La forza vincente dei negozi fisici

La forza vincente dei negozi fisici

Siamo ufficialmente entrati nell’ultimo trimestre dell’anno. Un’annata storicamente tragica per il nostro Paese.

Per mesi, il mondo intero, si è fermato come un orologio senza batterie non consentendone il regolare ticchettio. In questi mesi durissimi, l’economia del Paese ha subito un tracollo colpendo quasi tutti i settori ad esclusione di quello farmaceutico ed alimentare.

Fabbriche, imprese e professionisti, impotenti, si sono trovati davanti ad una catastrofe economica senza precedenti.

In tutto questo cataclisma c’è però chi non si è mai fermato, evolvendosi in meglio, rimodulando il suo ‘’core business’’ con l’integrazione di nuovi servizi basati sulle varie piattaforme online. Piccole e medie imprese del nostro territorio che si sono ‘’lanciate’’ (anche con estremo ritardo, ma meglio tardi che mai) in un mercato in netta crescita, ma con tanti lati oscuri: E-COMMERCE.

Acquisto di beni o/e servizi tramite portali di vendita costruiti sul web hanno permesso alle imprese di ridurre le perdite e – in moltissimi casi – aumentare il fatturato di una percentuale a doppia cifra.

Facciamo un piccolo e banale esempio: in un negozio di una nostra località (es. Ricadi) possono entrare al massimo 200 clienti al giorno (nei periodi di maggiore affluenza) in un negozio virtuale, con le giuste ads (advertising, pubblicità in gergo) possiamo raggiungere milioni di persone con pochissimi euro di investimento su un qualsiasi canale social.

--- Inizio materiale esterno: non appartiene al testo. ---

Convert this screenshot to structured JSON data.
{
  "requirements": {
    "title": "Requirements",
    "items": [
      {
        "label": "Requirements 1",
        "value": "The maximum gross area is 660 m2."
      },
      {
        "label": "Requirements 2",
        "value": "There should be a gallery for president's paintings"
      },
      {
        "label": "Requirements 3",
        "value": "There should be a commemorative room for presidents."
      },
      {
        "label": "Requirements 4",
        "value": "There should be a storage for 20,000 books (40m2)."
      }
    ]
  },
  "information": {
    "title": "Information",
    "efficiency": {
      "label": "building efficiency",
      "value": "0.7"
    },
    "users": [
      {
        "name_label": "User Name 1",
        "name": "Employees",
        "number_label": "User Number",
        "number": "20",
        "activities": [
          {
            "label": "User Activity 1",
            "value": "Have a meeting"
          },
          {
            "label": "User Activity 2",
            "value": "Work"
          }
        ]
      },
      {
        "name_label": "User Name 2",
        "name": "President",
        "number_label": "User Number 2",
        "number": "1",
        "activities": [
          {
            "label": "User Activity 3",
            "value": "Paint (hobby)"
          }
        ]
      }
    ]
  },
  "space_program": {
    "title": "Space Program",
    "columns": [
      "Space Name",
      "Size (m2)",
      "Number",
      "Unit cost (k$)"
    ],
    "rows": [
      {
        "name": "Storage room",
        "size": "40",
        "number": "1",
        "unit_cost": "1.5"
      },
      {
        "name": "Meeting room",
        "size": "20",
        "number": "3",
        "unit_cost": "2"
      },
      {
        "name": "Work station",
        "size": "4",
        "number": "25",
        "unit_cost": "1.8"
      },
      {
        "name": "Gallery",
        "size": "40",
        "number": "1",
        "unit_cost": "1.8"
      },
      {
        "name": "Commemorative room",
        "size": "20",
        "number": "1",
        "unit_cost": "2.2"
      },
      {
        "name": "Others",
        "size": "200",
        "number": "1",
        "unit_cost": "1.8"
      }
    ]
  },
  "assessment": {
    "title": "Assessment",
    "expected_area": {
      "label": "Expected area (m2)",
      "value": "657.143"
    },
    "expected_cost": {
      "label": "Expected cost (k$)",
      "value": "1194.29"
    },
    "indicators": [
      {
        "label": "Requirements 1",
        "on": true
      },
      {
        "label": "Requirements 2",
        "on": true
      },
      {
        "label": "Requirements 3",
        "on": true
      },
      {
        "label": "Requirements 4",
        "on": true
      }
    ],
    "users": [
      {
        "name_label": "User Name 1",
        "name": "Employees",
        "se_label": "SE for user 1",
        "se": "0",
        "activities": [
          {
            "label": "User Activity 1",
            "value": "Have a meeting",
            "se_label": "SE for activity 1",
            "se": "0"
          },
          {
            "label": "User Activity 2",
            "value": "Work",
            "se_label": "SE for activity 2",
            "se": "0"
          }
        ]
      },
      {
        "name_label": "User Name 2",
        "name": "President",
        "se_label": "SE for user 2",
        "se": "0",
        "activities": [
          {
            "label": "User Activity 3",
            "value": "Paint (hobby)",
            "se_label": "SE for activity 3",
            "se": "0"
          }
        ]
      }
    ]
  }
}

Queste pubblicità, automatizzate dalle varie piattaforme, indirizzano il consumatore verso l’acquisto di un prodotto che recentemente ha ricercato sul web o soltanto scritto in una chat.

Questo circuito riesce a capire di cosa il cliente ha bisogno così da far apparire, sotto forma di contenuto sponsorizzato, il prodotto giusto in modo continuativo e spesso anche seccante.

Possiamo anche bloccare questo tipo di inserzioni – cliccando sul tasto in alto a destra del post e pigiare su nascondi contenuto – ma ormai questo punto diventa secondario in quanto lo scopo principale dell’inserzionista è stato raggiunto: MOSTRARCI IL LORO PRODOTTO. In questo caso il prodotto siamo noi, la nostra attenzione. Nelle piccole realtà, invece, tutto questo sembra quasi è un’eresia. Sono tantissimi i consumatori restii all’online. “Vogliamo goderci il momento” spiegano.

Ma sarà veramente così? Al Meridione ci sono tantissime attività commerciali che fidelizzano il cliente con la sola simpatia e accoglienza basata su piccole cose: offrire un caffè, una carezza sul prezzo esposto, un consiglio fuori dall’orario di lavoro e magari anche una semplice stretta di mano posso scaturire, nella mente del cliente, un senso di partecipazione, amicizia, tale da potarlo a non ‘’tradire’’ mai quel punto di vendita. Questo è il vero valore del negozio fisico, che nonostante tutto, riesce a darti un qualcosa che l’online non potrà̀ mai darti: IL FATTORE UMANO.